Quando ele faz boas escolhas e trabalha com diretores autorais, o resultado normalmente é ótimo. Foi assim com “Embriagado de Amor” (2002), de Paul Thomas Anderson, “Reine Sobre Mim” (2007), de Mike Binder, “Tá Rindo de Quê?”, de Judd Apatow, “Os Meyerowitz”, de Noah Baumbach e agora com o excelente filme dos irmãos Benny e Josh Safdie.
Responsáveis pelo ótimo “Bom Comportamento” (2017), Benny e Josh, de respectivamente 33 e 35 anos, são dois dos nomes mais interessantes na nova geração de cineastas em Hollywood. Em apenas o terceiro filme que dirigem juntos (Josh tem outro, sozinho, no currículo), os irmãos mostram assinatura de um cinema ágil, de cortes rápido, sujo e mergulhado no submundo do crime. Eles bebem na fonte de Martin Scorsese (principalmente nos filmes dos anos 1970), mas conseguem ter identidade própria, algo que não acontece, por exemplo, com Todd Phillips, diretor do exaltado “Coringa”, que se limita a imitar o cineasta nova-iorquino.
“Coringa”, inclusive, é uma boa comparação para “Joias Brutas”. Apesar de cronologicamente separados, ambos têm a narrativa de um submundo perigoso, mas o filme estrelado por Sandler é muito mais preciso e redondo do que o do vilão da DC - carece a ele, no entanto, o potencial de uma figura pop. O filme entrou em circuito restrito nos EUA para se credenciar ao Oscar, que infelizmente ignorou um dos melhores filmes da temporada, com roteiro e direção muito superiores ao do filme de Todd Phillips.

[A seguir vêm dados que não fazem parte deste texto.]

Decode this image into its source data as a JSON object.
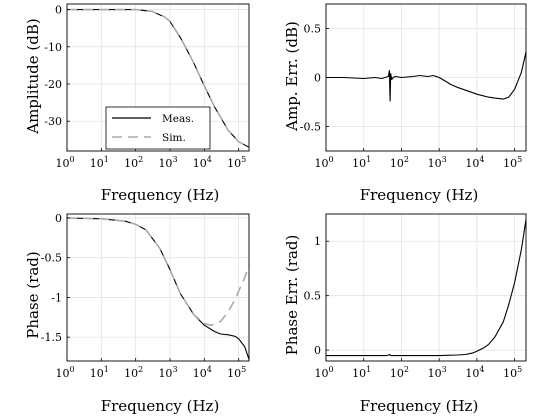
{
  "chart_data": [
    {
      "id": "amp",
      "type": "line",
      "xlabel": "Frequency (Hz)",
      "ylabel": "Amplitude (dB)",
      "xscale": "log",
      "xlim": [
        1,
        200000
      ],
      "ylim": [
        -38,
        1.5
      ],
      "xticks": [
        "10^0",
        "10^1",
        "10^2",
        "10^3",
        "10^4",
        "10^5"
      ],
      "yticks": [
        0,
        -10,
        -20,
        -30
      ],
      "grid": true,
      "legend": {
        "placement": "bottom-left",
        "entries": [
          "Meas.",
          "Sim."
        ]
      },
      "series": [
        {
          "name": "Meas.",
          "style": "solid",
          "color": "#000000",
          "x": [
            1,
            10,
            100,
            300,
            700,
            1000,
            2000,
            3000,
            5000,
            10000,
            20000,
            50000,
            100000,
            200000
          ],
          "y": [
            0,
            0,
            0,
            -0.5,
            -2,
            -3.2,
            -7.5,
            -10.5,
            -14.5,
            -20.5,
            -26.2,
            -32.5,
            -35.5,
            -37
          ]
        },
        {
          "name": "Sim.",
          "style": "dashed",
          "color": "#aaaaaa",
          "x": [
            1,
            10,
            100,
            300,
            700,
            1000,
            2000,
            3000,
            5000,
            10000,
            20000,
            50000,
            100000,
            200000
          ],
          "y": [
            0,
            0,
            0,
            -0.5,
            -2,
            -3.2,
            -7.5,
            -10.5,
            -14.5,
            -20.5,
            -26.2,
            -32.5,
            -35.5,
            -37
          ]
        }
      ]
    },
    {
      "id": "amperr",
      "type": "line",
      "xlabel": "Frequency (Hz)",
      "ylabel": "Amp. Err. (dB)",
      "xscale": "log",
      "xlim": [
        1,
        200000
      ],
      "ylim": [
        -0.75,
        0.75
      ],
      "xticks": [
        "10^0",
        "10^1",
        "10^2",
        "10^3",
        "10^4",
        "10^5"
      ],
      "yticks": [
        0.5,
        0,
        -0.5
      ],
      "grid": true,
      "series": [
        {
          "name": "",
          "style": "solid",
          "color": "#000000",
          "x": [
            1,
            3,
            10,
            20,
            30,
            45,
            48,
            50,
            52,
            55,
            60,
            70,
            100,
            200,
            300,
            500,
            700,
            1000,
            1500,
            2000,
            3000,
            5000,
            10000,
            20000,
            30000,
            50000,
            70000,
            100000,
            150000,
            200000
          ],
          "y": [
            0,
            0,
            -0.01,
            0,
            -0.01,
            0.01,
            0.07,
            -0.24,
            0.04,
            -0.02,
            0,
            0.01,
            0,
            0.01,
            0.02,
            0.01,
            0.02,
            0,
            -0.04,
            -0.07,
            -0.1,
            -0.13,
            -0.17,
            -0.2,
            -0.21,
            -0.22,
            -0.2,
            -0.12,
            0.05,
            0.26
          ]
        }
      ]
    },
    {
      "id": "phase",
      "type": "line",
      "xlabel": "Frequency (Hz)",
      "ylabel": "Phase (rad)",
      "xscale": "log",
      "xlim": [
        1,
        200000
      ],
      "ylim": [
        -1.8,
        0.05
      ],
      "xticks": [
        "10^0",
        "10^1",
        "10^2",
        "10^3",
        "10^4",
        "10^5"
      ],
      "yticks": [
        0,
        -0.5,
        -1,
        -1.5
      ],
      "grid": true,
      "series": [
        {
          "name": "Meas.",
          "style": "solid",
          "color": "#000000",
          "x": [
            1,
            10,
            50,
            100,
            200,
            500,
            1000,
            2000,
            5000,
            10000,
            20000,
            30000,
            50000,
            80000,
            100000,
            150000,
            200000
          ],
          "y": [
            0,
            -0.01,
            -0.04,
            -0.08,
            -0.15,
            -0.38,
            -0.65,
            -0.95,
            -1.22,
            -1.35,
            -1.43,
            -1.46,
            -1.47,
            -1.49,
            -1.52,
            -1.62,
            -1.78
          ]
        },
        {
          "name": "Sim.",
          "style": "dashed",
          "color": "#aaaaaa",
          "x": [
            1,
            10,
            50,
            100,
            200,
            500,
            1000,
            2000,
            5000,
            10000,
            15000,
            20000,
            30000,
            50000,
            80000,
            100000,
            150000,
            200000
          ],
          "y": [
            0,
            -0.01,
            -0.04,
            -0.08,
            -0.15,
            -0.38,
            -0.65,
            -0.95,
            -1.22,
            -1.33,
            -1.35,
            -1.34,
            -1.3,
            -1.18,
            -1.02,
            -0.92,
            -0.75,
            -0.6
          ]
        }
      ]
    },
    {
      "id": "phaseerr",
      "type": "line",
      "xlabel": "Frequency (Hz)",
      "ylabel": "Phase Err. (rad)",
      "xscale": "log",
      "xlim": [
        1,
        200000
      ],
      "ylim": [
        -0.1,
        1.25
      ],
      "xticks": [
        "10^0",
        "10^1",
        "10^2",
        "10^3",
        "10^4",
        "10^5"
      ],
      "yticks": [
        1,
        0.5,
        0
      ],
      "grid": true,
      "series": [
        {
          "name": "",
          "style": "solid",
          "color": "#000000",
          "x": [
            1,
            10,
            40,
            50,
            52,
            55,
            100,
            1000,
            3000,
            5000,
            8000,
            10000,
            15000,
            20000,
            30000,
            50000,
            70000,
            100000,
            150000,
            200000
          ],
          "y": [
            -0.05,
            -0.05,
            -0.05,
            -0.04,
            -0.05,
            -0.05,
            -0.05,
            -0.05,
            -0.045,
            -0.04,
            -0.025,
            -0.01,
            0.02,
            0.05,
            0.12,
            0.26,
            0.42,
            0.62,
            0.92,
            1.2
          ]
        }
      ]
    }
  ]
}
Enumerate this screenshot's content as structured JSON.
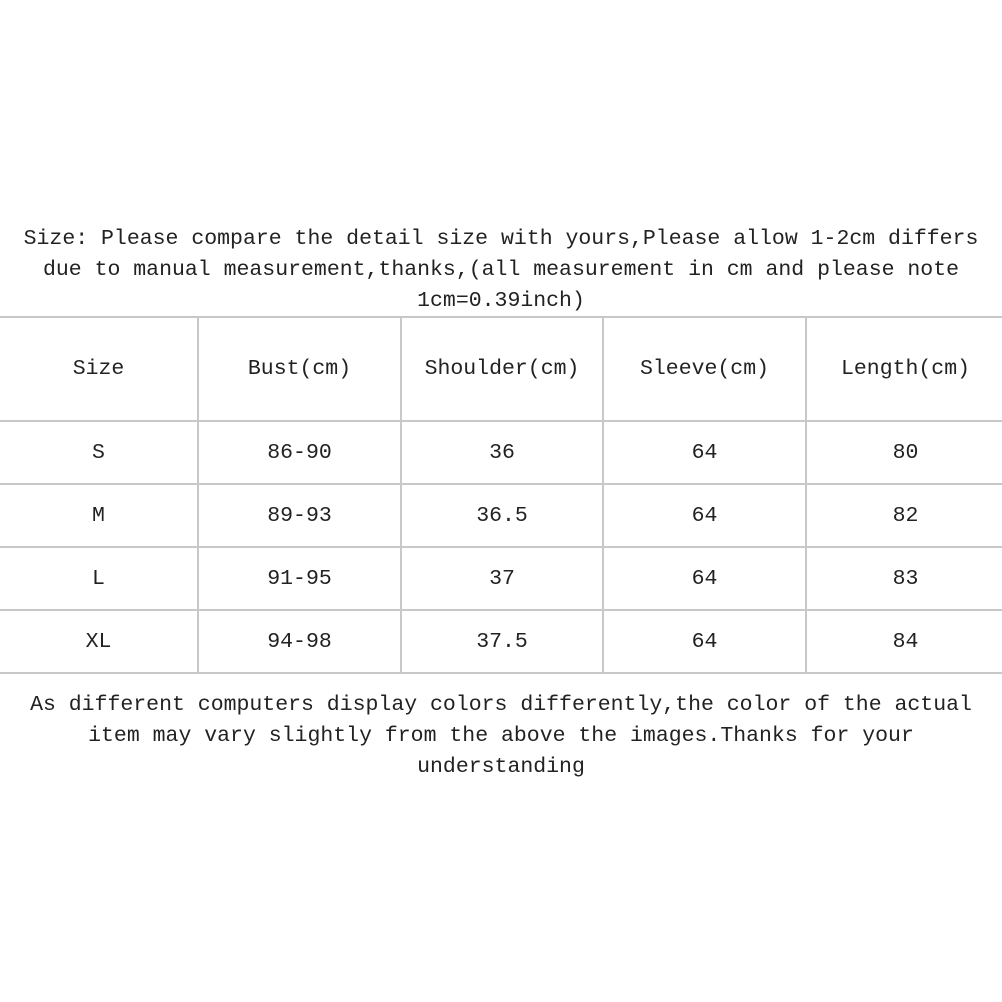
{
  "intro": {
    "line1": "Size: Please compare the detail size with yours,Please allow 1-2cm differs",
    "line2": "due to manual measurement,thanks,(all measurement in cm and please note",
    "line3": "1cm=0.39inch)"
  },
  "table": {
    "headers": [
      "Size",
      "Bust(cm)",
      "Shoulder(cm)",
      "Sleeve(cm)",
      "Length(cm)"
    ],
    "rows": [
      [
        "S",
        "86-90",
        "36",
        "64",
        "80"
      ],
      [
        "M",
        "89-93",
        "36.5",
        "64",
        "82"
      ],
      [
        "L",
        "91-95",
        "37",
        "64",
        "83"
      ],
      [
        "XL",
        "94-98",
        "37.5",
        "64",
        "84"
      ]
    ]
  },
  "note": {
    "line1": "As different computers display colors differently,the color of the actual",
    "line2": "item may vary slightly from the above the images.Thanks for your",
    "line3": "understanding"
  }
}
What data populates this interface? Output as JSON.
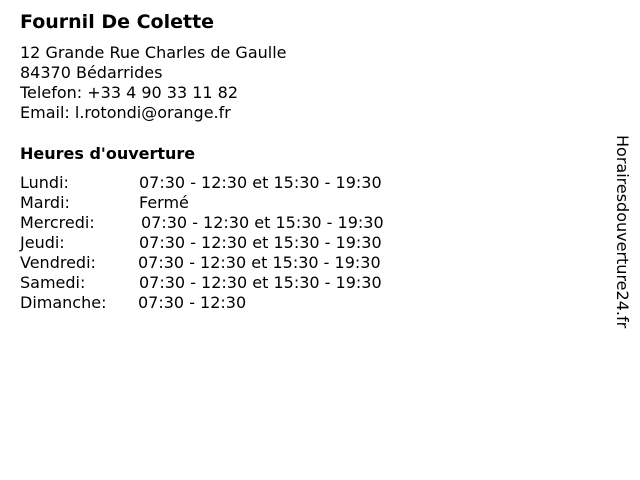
{
  "business": {
    "name": "Fournil De Colette",
    "street": "12 Grande Rue Charles de Gaulle",
    "city": "84370 Bédarrides",
    "phone": "Telefon: +33 4 90 33 11 82",
    "email": "Email: l.rotondi@orange.fr"
  },
  "hours": {
    "heading": "Heures d'ouverture",
    "days": [
      {
        "day": "Lundi:",
        "time": "07:30 - 12:30 et 15:30 - 19:30"
      },
      {
        "day": "Mardi:",
        "time": "Fermé"
      },
      {
        "day": "Mercredi:",
        "time": "07:30 - 12:30 et 15:30 - 19:30"
      },
      {
        "day": "Jeudi:",
        "time": "07:30 - 12:30 et 15:30 - 19:30"
      },
      {
        "day": "Vendredi:",
        "time": "07:30 - 12:30 et 15:30 - 19:30"
      },
      {
        "day": "Samedi:",
        "time": "07:30 - 12:30 et 15:30 - 19:30"
      },
      {
        "day": "Dimanche:",
        "time": "07:30 - 12:30"
      }
    ]
  },
  "watermark": "Horairesdouverture24.fr"
}
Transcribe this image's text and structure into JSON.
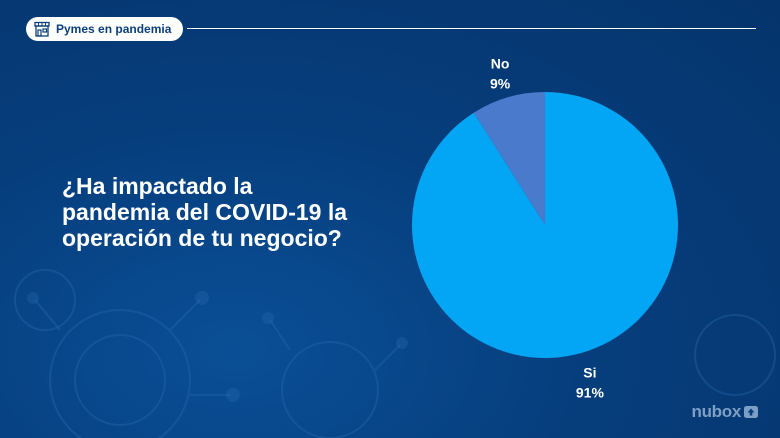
{
  "header": {
    "tag_label": "Pymes en pandemia"
  },
  "question": "¿Ha impactado la pandemia del COVID-19 la operación de tu negocio?",
  "brand": {
    "name": "nubox"
  },
  "colors": {
    "background": "#063e7d",
    "si": "#02a6f4",
    "no": "#4a7acb",
    "text": "#ffffff"
  },
  "chart_data": {
    "type": "pie",
    "title": "",
    "slices": [
      {
        "label": "No",
        "value": 9,
        "display": "9%",
        "color": "#4a7acb"
      },
      {
        "label": "Si",
        "value": 91,
        "display": "91%",
        "color": "#02a6f4"
      }
    ]
  }
}
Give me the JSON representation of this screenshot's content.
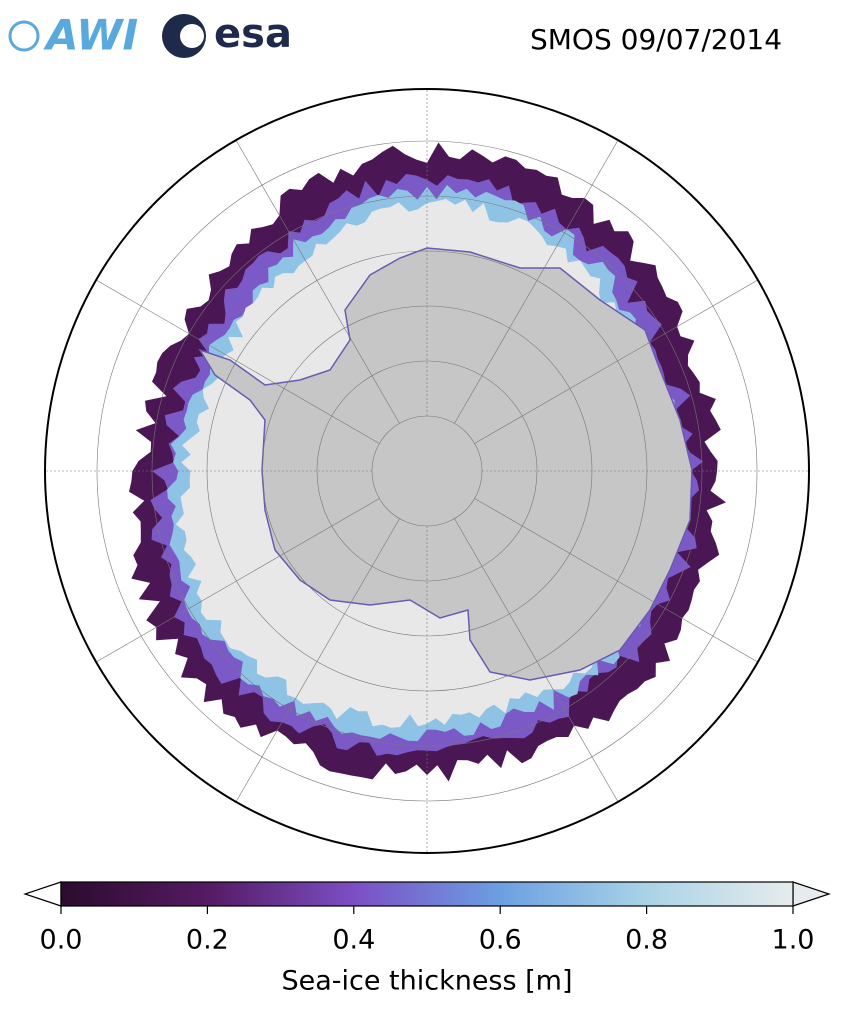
{
  "header": {
    "logo_awi": "AWI",
    "logo_esa": "esa",
    "title": "SMOS 09/07/2014"
  },
  "colorbar": {
    "label": "Sea-ice thickness [m]",
    "lim": [
      0,
      1
    ],
    "ticks": [
      {
        "value": 0,
        "label": "0.0"
      },
      {
        "value": 0.2,
        "label": "0.2"
      },
      {
        "value": 0.4,
        "label": "0.4"
      },
      {
        "value": 0.6,
        "label": "0.6"
      },
      {
        "value": 0.8,
        "label": "0.8"
      },
      {
        "value": 1,
        "label": "1.0"
      }
    ],
    "colors": [
      "#2b0c2e",
      "#551a63",
      "#7b4fc4",
      "#6b9fe2",
      "#a9d3e6",
      "#e6eced"
    ]
  }
}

“Joias Brutas” acompanha Howard Ratner (Adam Sandler), um joalheiro sempre em busca de um próximo grande negócio e disposto a correr muitos riscos por isso. Ele recebe uma joia rara, em estado bruto, acredita que sua sorte definitivamente virou e entra num espiral de apostas que envolvem mafiosos e agiotas perigosos. Tudo além disso seria spoiler.
O roteiro de Ronald Bronstein, parceiro habitual dos irmãos, mistura fatos e ficção com maestria para construir uma tensão que não para de crescer até o último minuto de projeção. É curioso que os fatos citados pelo filme não devem ser tão lembrados pelo público brasileiro, o que torna toda a trama ainda mais surpreendente - recomendo, inclusive, que não o busquem no Google quando a curiosidade bater durante o filme.
Sandler tem uma atuação quase experimental. Howard é confiante, seguro de si e de suas escolhas, e carismático, mas também é impulsivo, desesperado e pronto para abraçar o caos. Por isso, em determinado momento, quando o personagem se abre para o espectador, a cena é tão íntima.
A tensão construída nos dois primeiros atos não preparam o espectador para a espetacular terceira parte do filme. Poderia muito bem estar entre os indicados a Melhor Filme, Ator, Roteiro Original, Direção, Edição e Fotografia - em muitas dessas categorias, inclusive, no lugar ocupado pelo “Coringa” (exceção feita a Melhor Ator, em que Joaquin Phoenix ocupa um merecido posto). O filme dos Safdie, afinal, é tudo o que o de Todd Phillips abandona para se associar ao universo do Batman. “Joias Brutas” é caótico, explosivo e causa desconforto sem apelar para muletas narrativas e de roteiro.